Simon nodded. He hated how thoroughly his original plans had been derailed, but what could he do about it now? Demand to drive Cheryl's car himself? He sat in the backseat of the Honda, as though he were their child, while Cheryl accelerated, yanking the gearshift like she was trying to snap it in half. She asked Lenny what he'd thought of that evening's session.

“It was fine,” he said tonelessly.

She wrenched the car into third and pointed out that he'd been there, after all, and therefore maybe he'd formed some more substantive opinion.

“Okay,” he said. “I could live without Don's name-dropping. Who cares that he still talks to all these guys? We were all in the league. We were all there. It's like he's still trying to kiss his coach's ass fifteen years later, and the guy's not even in the room.”

Cheryl nodded rapidly. “That's what you took away from the meeting. That's what you'd like to discuss.”

“I don't want to discuss anything. You asked me the question.”

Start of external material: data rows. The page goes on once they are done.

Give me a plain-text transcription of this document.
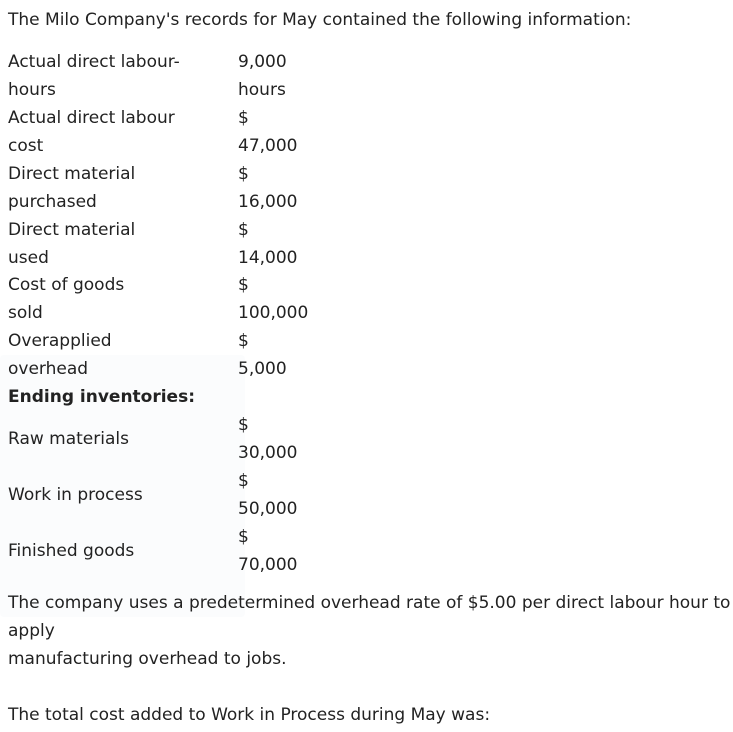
The Milo Company's records for May contained the following information:
Actual direct labour-
hours
9,000
hours
Actual direct labour
cost
$
47,000
Direct material
purchased
$
16,000
Direct material
used
$
14,000
Cost of goods
sold
$
100,000
Overapplied
overhead
$
5,000
Ending inventories:
Raw materials
$
30,000
Work in process
$
50,000
Finished goods
$
70,000
The company uses a predetermined overhead rate of $5.00 per direct labour hour to
apply
manufacturing overhead to jobs.
The total cost added to Work in Process during May was:
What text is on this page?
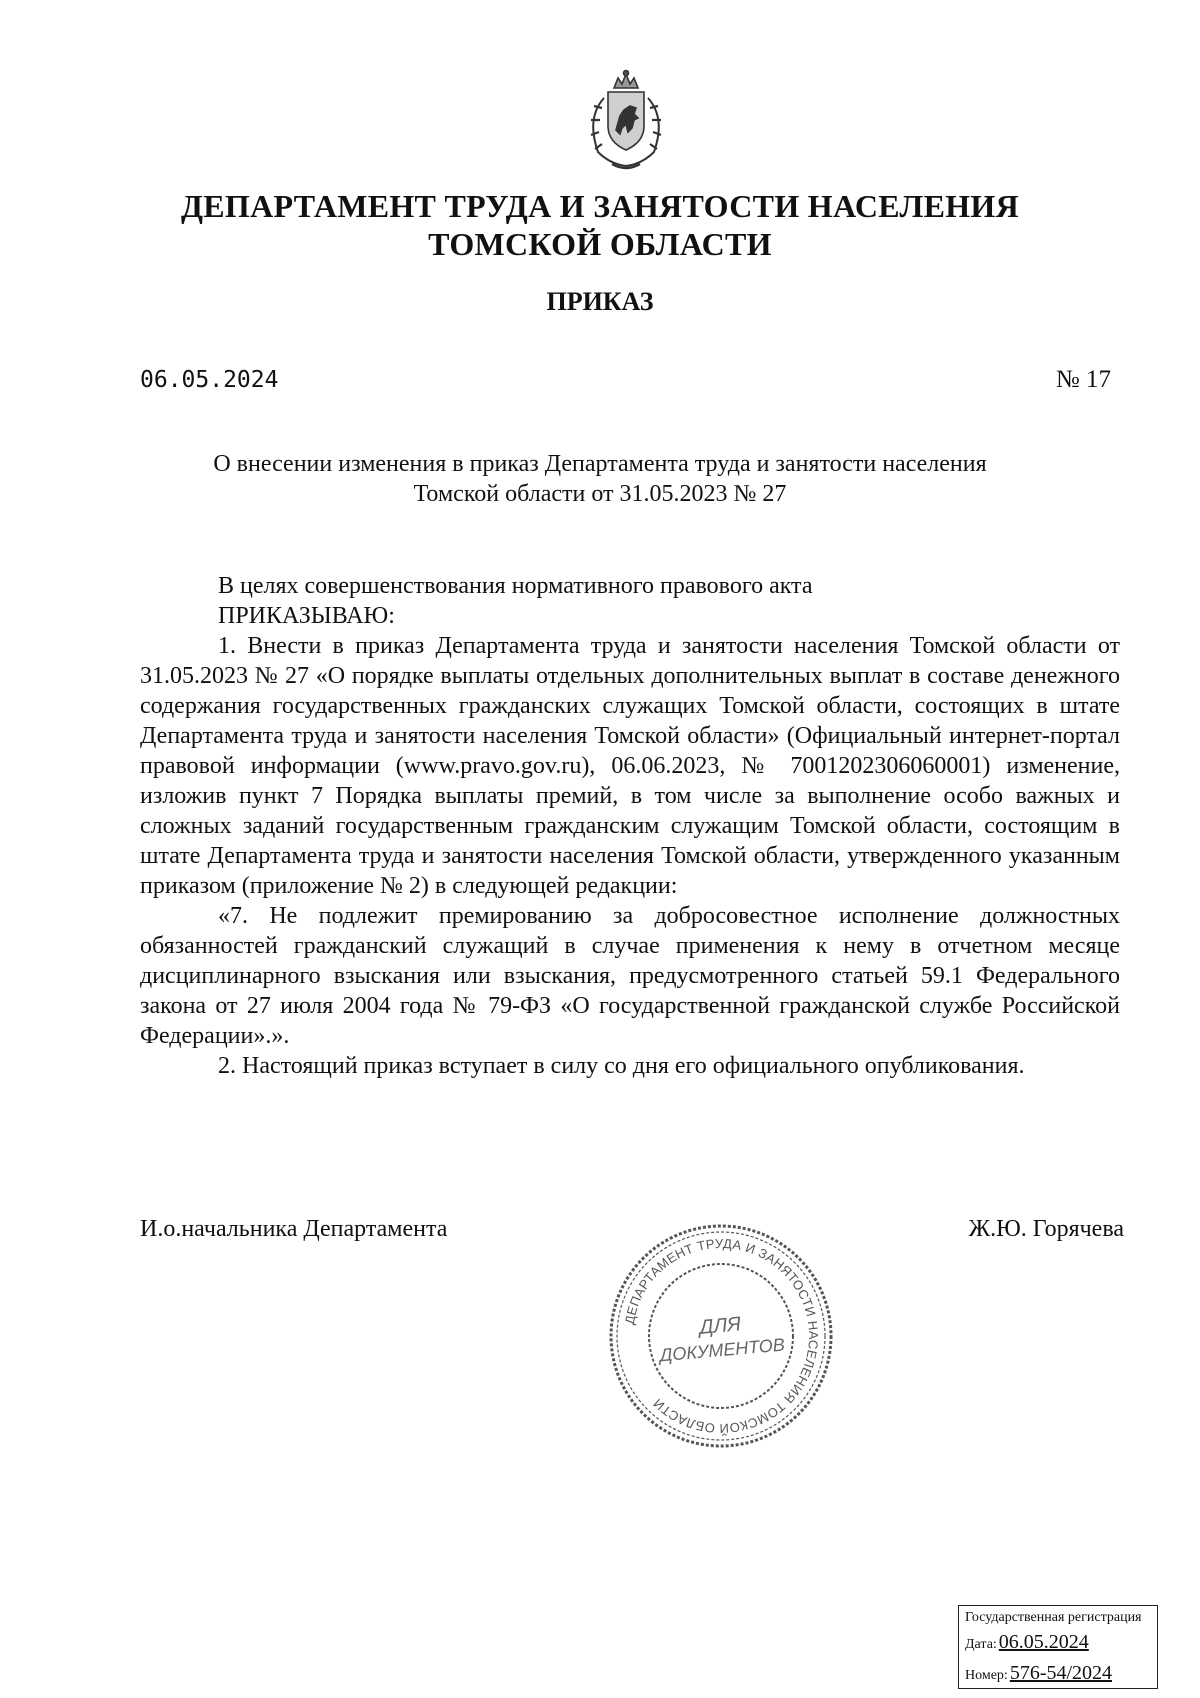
ДЕПАРТАМЕНТ ТРУДА И ЗАНЯТОСТИ НАСЕЛЕНИЯ
ТОМСКОЙ ОБЛАСТИ
ПРИКАЗ
06.05.2024	№ 17
О внесении изменения в приказ Департамента труда и занятости населения
Томской области от 31.05.2023 № 27

В целях совершенствования нормативного правового акта

ПРИКАЗЫВАЮ:

1. Внести в приказ Департамента труда и занятости населения Томской области от 31.05.2023 № 27 «О порядке выплаты отдельных дополнительных выплат в составе денежного содержания государственных гражданских служащих Томской области, состоящих в штате Департамента труда и занятости населения Томской области» (Официальный интернет-портал правовой информации (www.pravo.gov.ru), 06.06.2023, № 7001202306060001) изменение, изложив пункт 7 Порядка выплаты премий, в том числе за выполнение особо важных и сложных заданий государственным гражданским служащим Томской области, состоящим в штате Департамента труда и занятости населения Томской области, утвержденного указанным приказом (приложение № 2) в следующей редакции:

«7. Не подлежит премированию за добросовестное исполнение должностных обязанностей гражданский служащий в случае применения к нему в отчетном месяце дисциплинарного взыскания или взыскания, предусмотренного статьей 59.1 Федерального закона от 27 июля 2004 года № 79-ФЗ «О государственной гражданской службе Российской Федерации».».

2. Настоящий приказ вступает в силу со дня его официального опубликования.

И.о.начальника Департамента	Ж.Ю. Горячева
ДЕПАРТАМЕНТ ТРУДА И ЗАНЯТОСТИ НАСЕЛЕНИЯ ТОМСКОЙ ОБЛАСТИ
ДЛЯ
ДОКУМЕНТОВ
Государственная регистрация
Дата: 06.05.2024
Номер: 576-54/2024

“You don't try,” she hissed, swinging the Honda out into the passing lane. “You don't even fucking try.” She flicked her eyes at the rearview mirror. “Simon's thinking he didn't sign up for this. Well, Simon, I'll tell you what, you're gonna earn your commission with us.”

Cheryl jerked to a stop in front of the house, speeding off as soon as Simon stepped away from the car. Lenny unlocked the front door and walked straight to the kitchen. They sat at the table. Lenny poured himself a glass of Jim Beam and offered the bottle to Simon, who declined.